Alle genannten Maßnahmen müssen bei der BaFin beantragt und von dieser auch genehmigt werden.
Bei Solvency II nicht „Äpfel mit Birnen“ vergleichen
Die Anwendungen der Maßnahmen kann eine Bedeckungsquote um teils mehrere hundert Prozentpunkte steigen lassen. So gibt es Versicherer, die ohne die Anwendung der genannten Maßnahmen eine Quote von unter 100 Prozent erreichen, jedoch mit Anwendung weit über der 100 Prozent Grenze liegen. Beim Vergleich der Quoten sollte daher darauf geachtet werden, dass nicht „Äpfel mit Birnen“ verglichen werden. Da nur die wenigsten Versicherer, welche die Übergangsmaßnahmen nicht nutzen, auch darstellen, wie die Quoten mit Übergangsmaßnahmen aussehen würden, bietet sich ein Vergleich der Quoten ohne Übergangsmaßnahmen an. Diese werden zwar leider auch nicht immer ausgewiesen, lassen sich aber mit den Pflichtangaben aus dem Anhang des Berichts berechnen.

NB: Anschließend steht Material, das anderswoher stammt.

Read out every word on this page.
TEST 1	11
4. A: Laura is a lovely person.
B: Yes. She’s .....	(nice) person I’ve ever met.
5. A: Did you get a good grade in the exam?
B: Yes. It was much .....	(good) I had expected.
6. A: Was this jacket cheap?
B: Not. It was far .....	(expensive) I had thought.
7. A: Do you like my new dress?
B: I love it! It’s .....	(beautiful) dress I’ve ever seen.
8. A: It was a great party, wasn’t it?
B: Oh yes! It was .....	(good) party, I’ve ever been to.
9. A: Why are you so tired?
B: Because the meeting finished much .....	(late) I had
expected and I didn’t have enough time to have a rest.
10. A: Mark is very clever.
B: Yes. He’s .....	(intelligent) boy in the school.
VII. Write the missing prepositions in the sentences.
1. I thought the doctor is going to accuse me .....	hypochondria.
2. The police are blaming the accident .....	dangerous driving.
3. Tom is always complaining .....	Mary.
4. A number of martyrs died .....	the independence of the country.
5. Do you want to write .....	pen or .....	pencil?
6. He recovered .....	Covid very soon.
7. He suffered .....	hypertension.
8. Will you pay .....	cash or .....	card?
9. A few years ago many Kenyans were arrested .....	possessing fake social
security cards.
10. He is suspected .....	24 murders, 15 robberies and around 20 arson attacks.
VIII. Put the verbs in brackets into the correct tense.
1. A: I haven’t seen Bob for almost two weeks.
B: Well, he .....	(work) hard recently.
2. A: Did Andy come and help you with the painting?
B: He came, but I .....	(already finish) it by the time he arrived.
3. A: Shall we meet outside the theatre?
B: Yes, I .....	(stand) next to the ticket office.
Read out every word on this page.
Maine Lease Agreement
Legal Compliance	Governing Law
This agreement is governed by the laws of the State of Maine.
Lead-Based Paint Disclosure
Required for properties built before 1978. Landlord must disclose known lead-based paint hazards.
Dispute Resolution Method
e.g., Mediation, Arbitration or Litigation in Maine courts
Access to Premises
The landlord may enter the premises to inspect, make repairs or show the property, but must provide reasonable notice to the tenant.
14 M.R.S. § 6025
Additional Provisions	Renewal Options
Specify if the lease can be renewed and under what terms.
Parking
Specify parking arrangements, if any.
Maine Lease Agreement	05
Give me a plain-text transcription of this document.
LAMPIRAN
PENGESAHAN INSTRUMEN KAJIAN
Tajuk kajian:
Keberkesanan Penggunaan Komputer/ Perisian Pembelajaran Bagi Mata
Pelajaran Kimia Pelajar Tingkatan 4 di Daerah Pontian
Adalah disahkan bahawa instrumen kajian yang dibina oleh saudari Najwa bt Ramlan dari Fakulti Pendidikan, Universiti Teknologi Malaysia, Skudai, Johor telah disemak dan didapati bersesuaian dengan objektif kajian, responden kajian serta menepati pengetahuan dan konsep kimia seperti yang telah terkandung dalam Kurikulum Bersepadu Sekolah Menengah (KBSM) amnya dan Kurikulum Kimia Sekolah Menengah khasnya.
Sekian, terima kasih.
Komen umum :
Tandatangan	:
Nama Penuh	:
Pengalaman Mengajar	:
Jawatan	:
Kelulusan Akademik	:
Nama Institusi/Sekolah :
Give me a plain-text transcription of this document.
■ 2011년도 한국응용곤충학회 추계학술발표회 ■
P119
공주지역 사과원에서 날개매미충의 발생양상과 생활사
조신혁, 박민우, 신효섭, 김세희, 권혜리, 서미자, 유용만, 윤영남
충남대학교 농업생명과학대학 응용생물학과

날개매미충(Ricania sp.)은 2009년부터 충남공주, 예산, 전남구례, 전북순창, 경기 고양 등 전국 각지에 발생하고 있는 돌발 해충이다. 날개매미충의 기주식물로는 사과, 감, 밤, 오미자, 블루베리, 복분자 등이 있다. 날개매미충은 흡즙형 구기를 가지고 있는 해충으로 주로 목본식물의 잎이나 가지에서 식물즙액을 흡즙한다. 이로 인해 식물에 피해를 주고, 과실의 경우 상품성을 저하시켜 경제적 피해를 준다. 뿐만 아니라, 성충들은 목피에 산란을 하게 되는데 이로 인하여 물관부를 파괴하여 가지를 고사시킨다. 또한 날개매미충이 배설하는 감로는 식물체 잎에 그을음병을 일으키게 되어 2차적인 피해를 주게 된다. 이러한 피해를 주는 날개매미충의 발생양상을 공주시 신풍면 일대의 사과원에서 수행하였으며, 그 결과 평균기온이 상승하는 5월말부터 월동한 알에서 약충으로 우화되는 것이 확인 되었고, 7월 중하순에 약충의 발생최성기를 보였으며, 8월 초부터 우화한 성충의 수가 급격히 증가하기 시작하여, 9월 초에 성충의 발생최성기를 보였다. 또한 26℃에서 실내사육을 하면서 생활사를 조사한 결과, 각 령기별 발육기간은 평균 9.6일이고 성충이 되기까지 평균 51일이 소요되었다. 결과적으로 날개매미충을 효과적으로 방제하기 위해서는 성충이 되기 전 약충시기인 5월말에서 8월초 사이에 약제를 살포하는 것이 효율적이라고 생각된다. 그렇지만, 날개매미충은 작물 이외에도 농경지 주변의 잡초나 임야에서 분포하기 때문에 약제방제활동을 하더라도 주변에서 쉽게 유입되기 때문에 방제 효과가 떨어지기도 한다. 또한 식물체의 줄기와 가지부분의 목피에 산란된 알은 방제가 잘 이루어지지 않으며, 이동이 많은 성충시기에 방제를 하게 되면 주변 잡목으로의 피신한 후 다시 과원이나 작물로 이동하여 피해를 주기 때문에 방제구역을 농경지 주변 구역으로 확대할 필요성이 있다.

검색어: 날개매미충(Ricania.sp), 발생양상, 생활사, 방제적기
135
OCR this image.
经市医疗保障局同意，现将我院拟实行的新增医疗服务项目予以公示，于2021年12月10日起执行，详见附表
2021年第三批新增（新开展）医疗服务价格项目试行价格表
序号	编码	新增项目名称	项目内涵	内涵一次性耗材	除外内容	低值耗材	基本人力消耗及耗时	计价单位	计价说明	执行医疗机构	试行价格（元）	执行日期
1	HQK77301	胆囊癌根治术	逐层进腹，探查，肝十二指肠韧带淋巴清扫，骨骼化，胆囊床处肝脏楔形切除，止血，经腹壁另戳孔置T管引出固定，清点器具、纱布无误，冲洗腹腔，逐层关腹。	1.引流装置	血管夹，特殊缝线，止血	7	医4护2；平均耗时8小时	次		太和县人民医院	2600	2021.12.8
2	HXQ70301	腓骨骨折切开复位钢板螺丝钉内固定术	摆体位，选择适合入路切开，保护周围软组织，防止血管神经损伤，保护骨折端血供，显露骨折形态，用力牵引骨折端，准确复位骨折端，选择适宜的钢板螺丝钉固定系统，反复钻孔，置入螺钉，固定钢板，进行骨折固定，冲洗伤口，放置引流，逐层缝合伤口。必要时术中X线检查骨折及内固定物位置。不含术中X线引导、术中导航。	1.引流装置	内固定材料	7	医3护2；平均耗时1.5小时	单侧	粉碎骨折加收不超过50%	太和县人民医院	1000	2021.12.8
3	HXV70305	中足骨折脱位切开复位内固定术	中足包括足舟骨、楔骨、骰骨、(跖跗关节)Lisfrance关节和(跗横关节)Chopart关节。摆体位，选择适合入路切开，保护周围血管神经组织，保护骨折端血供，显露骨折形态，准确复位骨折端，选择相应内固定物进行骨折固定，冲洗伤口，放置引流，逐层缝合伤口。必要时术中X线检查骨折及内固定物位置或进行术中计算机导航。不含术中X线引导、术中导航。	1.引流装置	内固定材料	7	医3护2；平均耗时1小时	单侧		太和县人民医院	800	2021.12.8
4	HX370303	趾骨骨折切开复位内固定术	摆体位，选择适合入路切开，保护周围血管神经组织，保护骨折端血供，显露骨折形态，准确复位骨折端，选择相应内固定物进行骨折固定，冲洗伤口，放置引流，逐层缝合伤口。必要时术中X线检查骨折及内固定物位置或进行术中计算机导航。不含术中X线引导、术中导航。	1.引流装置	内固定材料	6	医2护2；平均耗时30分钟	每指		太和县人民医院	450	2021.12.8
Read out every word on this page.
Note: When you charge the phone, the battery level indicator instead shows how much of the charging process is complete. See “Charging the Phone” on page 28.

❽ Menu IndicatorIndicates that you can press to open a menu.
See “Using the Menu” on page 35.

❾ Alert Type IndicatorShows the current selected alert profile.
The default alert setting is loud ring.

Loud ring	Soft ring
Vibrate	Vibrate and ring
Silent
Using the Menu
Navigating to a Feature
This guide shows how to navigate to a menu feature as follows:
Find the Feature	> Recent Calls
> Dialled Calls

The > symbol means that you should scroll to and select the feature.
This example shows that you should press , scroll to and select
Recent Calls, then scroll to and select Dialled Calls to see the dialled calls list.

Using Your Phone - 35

Strittig ist, ob man die Volatilitätsanpassung aus den Quoten heraus rechnet und somit nur die „reinen“ Quoten miteinander vergleicht, da die Volatilitätsanpassung keine erleichternde Übergangsregel, sondern eine Maßnahme zur Bewertung langfristiger Garantien darstellt.
Ein weiteres Merkmal ist im Vergleich der Versicherer untereinander zu unterscheiden. Die Mehrzahl der Versicherer benutzt im Rahmen von Solvency II das sogenannte Standardmodell. Es ist den Unternehmen aber auch erlaubt, ein internes, gesellschaftsindividuelles Modell zu entwickeln und anzusetzen. Dieses interne Modell erlaubt einen besseren Zuschnitt des Verfahrens auf unternehmensindividuelle Belange und damit auch bessere Ableitungs- und Steuerungsmöglichkeiten für das Unternehmen selbst. Die Entwicklung eines internen Modells und der Abstimmungsprozess mit der Aufsichtsbehörde gestalten sich jedoch als derart aufwendig, dass nur wenige große, international tätige Versicherungskonzerne mit ihren Tochtergesellschaften diesen Weg gegangen sind.
Wir haben uns an dieser Stelle dafür entschieden, die „reinen“ Quoten der Lebensversicherer ohne Übergangsmaßnahmen und ohne Volatilitätsanpassung auszuwerten. Hierbei haben wir 84 Versicherer untersucht. Die Unterteilung in 100%-Korridore zeigt folgendes Bild:
Von 84 Versicherern konnten 23 Versicherer eine Solvenzquote von 100 ohne Übergangs-maßnahmen und ohne Volatilitätsanpassung nicht erreichen. Rechnet man die Volatilitätsanpassung mit ein, so sind es noch 12 Lebensversicherer, welche nur eine Quote von unter 100 Prozent erreichen. Unter Berücksichtigung aller Maßnahmen haben es jedoch alle Gesellschaften geschafft, die kritische Grenze zu überschreiten.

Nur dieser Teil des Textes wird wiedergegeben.